Récemment dans une déclaration rendue publique, ces élus ont invité le gouverneur militaire Luboya Nkashama à «cesser avec son gangstérisme militaire» en payant leurs subsides « confisquées », selon eux.

Abordant cette question lors du point de presse animé ce mardi 1er mars, peu après son retour de Kinshasa où il avait été rappelé par sa hiérarchie, le patron de la province de l’Ituri en état de siège  a fixé l’opinion à ce sujet.

« Les députés provinciaux ne sont pas payés par la province, c’est le gouvernement central qui paye leurs émoluments. Par contre la province leur doit des subsides », a reconnu le Lieutenant-Général Luboya Nkashama répondant à une question de CONGOPROFOND.NET. Il accuse plutôt son prédécesseur d’être à l’origine du blocage dans le paiement de ces fonds dûs à l’assemblée provinciale.

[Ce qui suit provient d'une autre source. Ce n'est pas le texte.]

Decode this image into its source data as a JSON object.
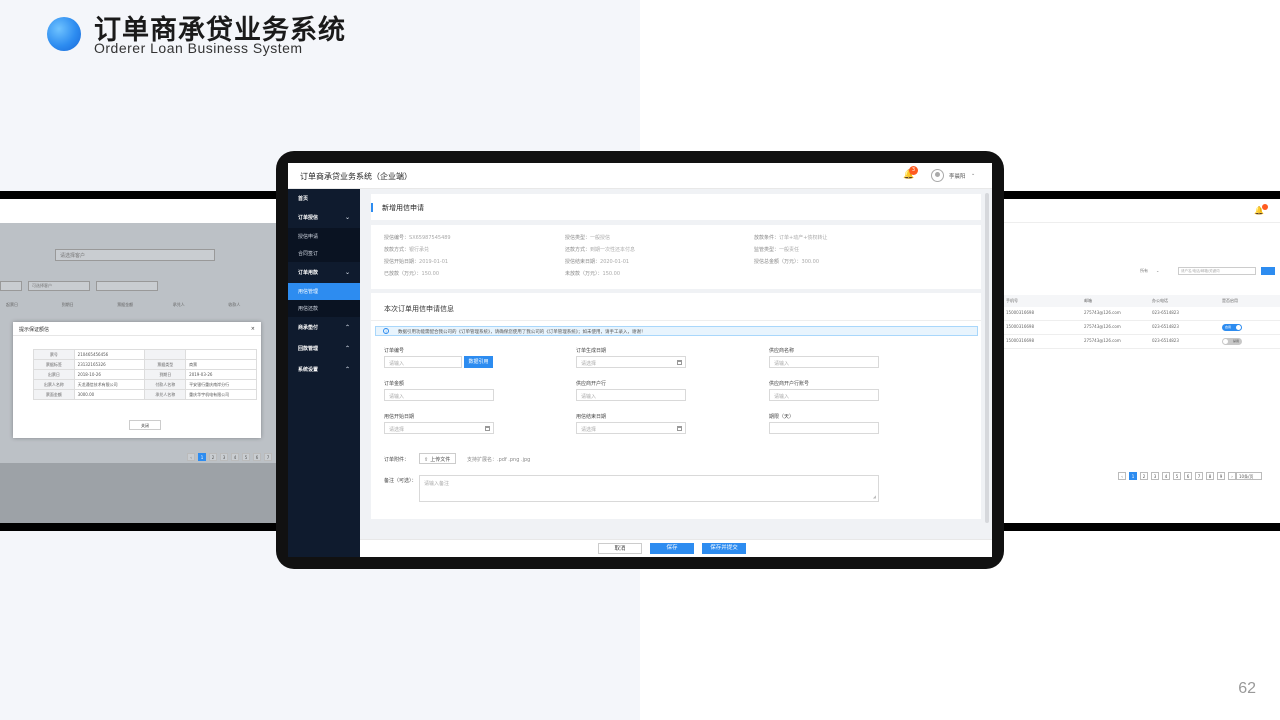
{
  "slide": {
    "title": "订单商承贷业务系统",
    "subtitle": "Orderer Loan Business System",
    "page_number": "62",
    "accent_color": "#2d8cf0",
    "left_panel_bg": "#f4f6fa"
  },
  "left_screen": {
    "select_placeholder": "请选择客户",
    "filter_placeholder": "可选择客户",
    "columns": [
      "起票日",
      "到期日",
      "票据金额",
      "承兑人",
      "收款人"
    ],
    "modal": {
      "title": "提示保证额信",
      "close_glyph": "×",
      "rows": [
        [
          "票号",
          "210465456456",
          "",
          ""
        ],
        [
          "票据标签",
          "23132165326",
          "票据类型",
          "商票"
        ],
        [
          "出票日",
          "2018-10-26",
          "到期日",
          "2019-03-26"
        ],
        [
          "出票人名称",
          "天龙通信技术有限公司",
          "付款人名称",
          "平安银行重庆南岸分行"
        ],
        [
          "票面金额",
          "3000.00",
          "承兑人名称",
          "重庆华宇机电有限公司"
        ]
      ],
      "close_label": "关闭"
    },
    "pages": [
      "‹",
      "1",
      "2",
      "3",
      "4",
      "5",
      "6",
      "7"
    ]
  },
  "right_screen": {
    "badge": "3",
    "filter_label": "所有",
    "search_placeholder": "请户名/电话/邮箱/关键词",
    "columns": [
      "手机号",
      "邮箱",
      "办公电话",
      "是否启用"
    ],
    "rows": [
      {
        "phone": "15000316698",
        "email": "275743@126.com",
        "office": "023-6514823",
        "toggle": "",
        "state": "none"
      },
      {
        "phone": "15000316698",
        "email": "275743@126.com",
        "office": "023-6514823",
        "toggle": "启用",
        "state": "on"
      },
      {
        "phone": "15000316698",
        "email": "275743@126.com",
        "office": "023-6514823",
        "toggle": "禁用",
        "state": "off"
      }
    ],
    "pages": [
      "‹",
      "1",
      "2",
      "3",
      "4",
      "5",
      "6",
      "7",
      "8",
      "9",
      "›"
    ],
    "page_size": "10条/页"
  },
  "app": {
    "title": "订单商承贷业务系统（企业端）",
    "notifications": "3",
    "user_name": "李晨阳",
    "sidebar": {
      "home": "首页",
      "groups": [
        {
          "label": "订单授信",
          "chevron": "⌄",
          "items": [
            "授信申请",
            "合同签订"
          ]
        },
        {
          "label": "订单用款",
          "chevron": "⌄",
          "items": [
            "用信管理",
            "用信还款"
          ]
        },
        {
          "label": "商承垫付",
          "chevron": "⌃",
          "items": []
        },
        {
          "label": "回款管理",
          "chevron": "⌃",
          "items": []
        },
        {
          "label": "系统设置",
          "chevron": "⌃",
          "items": []
        }
      ],
      "active_item": "用信管理"
    },
    "page_title": "新增用信申请",
    "info": [
      {
        "label": "授信编号：",
        "value": "SX65987545489"
      },
      {
        "label": "授信类型：",
        "value": "一般授信"
      },
      {
        "label": "放款条件：",
        "value": "订单+动产+债权转让"
      },
      {
        "label": "放款方式：",
        "value": "银行承兑"
      },
      {
        "label": "还款方式：",
        "value": "到期一次性还本付息"
      },
      {
        "label": "监管类型：",
        "value": "一般责任"
      },
      {
        "label": "授信开始日期：",
        "value": "2019-01-01"
      },
      {
        "label": "授信结束日期：",
        "value": "2020-01-01"
      },
      {
        "label": "授信总金额（万元）：",
        "value": "300.00"
      },
      {
        "label": "已放款（万元）：",
        "value": "150.00"
      },
      {
        "label": "未放款（万元）：",
        "value": "150.00"
      }
    ],
    "form": {
      "section_title": "本次订单用信申请信息",
      "alert": "数据引用功能需配合我公司的《订单管理系统》，请确保您使用了我公司的《订单管理系统》；如未使用，请手工录入，谢谢！",
      "fields": [
        {
          "label": "订单编号",
          "placeholder": "请输入",
          "kind": "input"
        },
        {
          "label": "订单生成日期",
          "placeholder": "请选择",
          "kind": "date"
        },
        {
          "label": "供应商名称",
          "placeholder": "请输入",
          "kind": "input"
        },
        {
          "label": "订单金额",
          "placeholder": "请输入",
          "kind": "input"
        },
        {
          "label": "供应商开户行",
          "placeholder": "请输入",
          "kind": "input"
        },
        {
          "label": "供应商开户行账号",
          "placeholder": "请输入",
          "kind": "input"
        },
        {
          "label": "用信开始日期",
          "placeholder": "请选择",
          "kind": "date"
        },
        {
          "label": "用信结束日期",
          "placeholder": "请选择",
          "kind": "date"
        },
        {
          "label": "期限（天）",
          "placeholder": "",
          "kind": "input"
        }
      ],
      "cite_button": "数据引用",
      "attachment_label": "订单附件：",
      "upload_label": "上传文件",
      "upload_hint": "支持扩展名：.pdf .png .jpg",
      "remark_label": "备注（可选）：",
      "remark_placeholder": "请输入备注"
    },
    "footer": {
      "cancel": "取消",
      "save": "保存",
      "save_submit": "保存并提交"
    }
  }
}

A l’en croire, en effet, son prédécesseur, l’ex gouverneur Jean Bamanisa Saïdi, qu’il qualifie de « L’homme qui aime la Suisse » avait contracté 1 million de dollars de crédit dans une banque commerciale de la place au motif qu’il allait payer 4 mois de subsides des députés provinciaux.

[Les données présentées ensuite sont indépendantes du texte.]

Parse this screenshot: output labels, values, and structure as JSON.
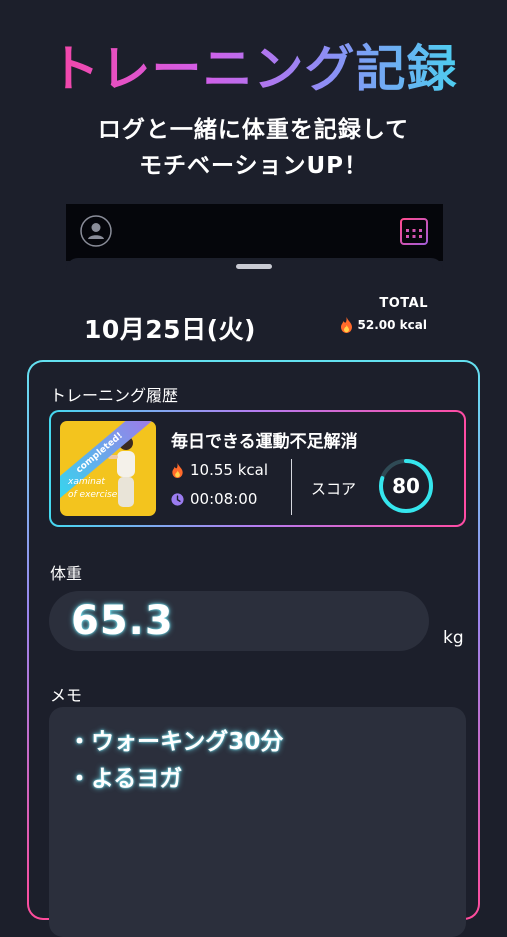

« L’homme qui aimait la Suisse avait payé seulement 4 mois dont le montant avoisinait 320.000 dollars. Les 680.000 dollars restants, je ne sais pas où il a mis ça », a-t-il expliqué.

Estimant que le payement des députés provinciaux n’est pas prioritaire, d’autant plus que ces derniers reçoivent régulièrement leurs émoluments de Kinshasa, l’autorité provinciale a insisté sur le fait qu’il est tenu chaque mois de débloquer 50.000 dollars pour rembourser la dette de la banque.

« Parce qu’ils avaient pris un crédit de 1 million de dollars, donc je suis obligé de rembourser chaque mois 50.000 dollars. Quand les députés arrivent ici, ils trouvent que je paye 50.000 USD pris par l’homme qui aime la Suisse. Ils trouvent que c’est normal ? », s’est-il interrogé.

Devant la presse, le chef de l’exécutif provincial a même révélé avoir porté plainte contre Jean Bamanisa à la demande des élus provinciaux qui veulent être remis dans leurs droits.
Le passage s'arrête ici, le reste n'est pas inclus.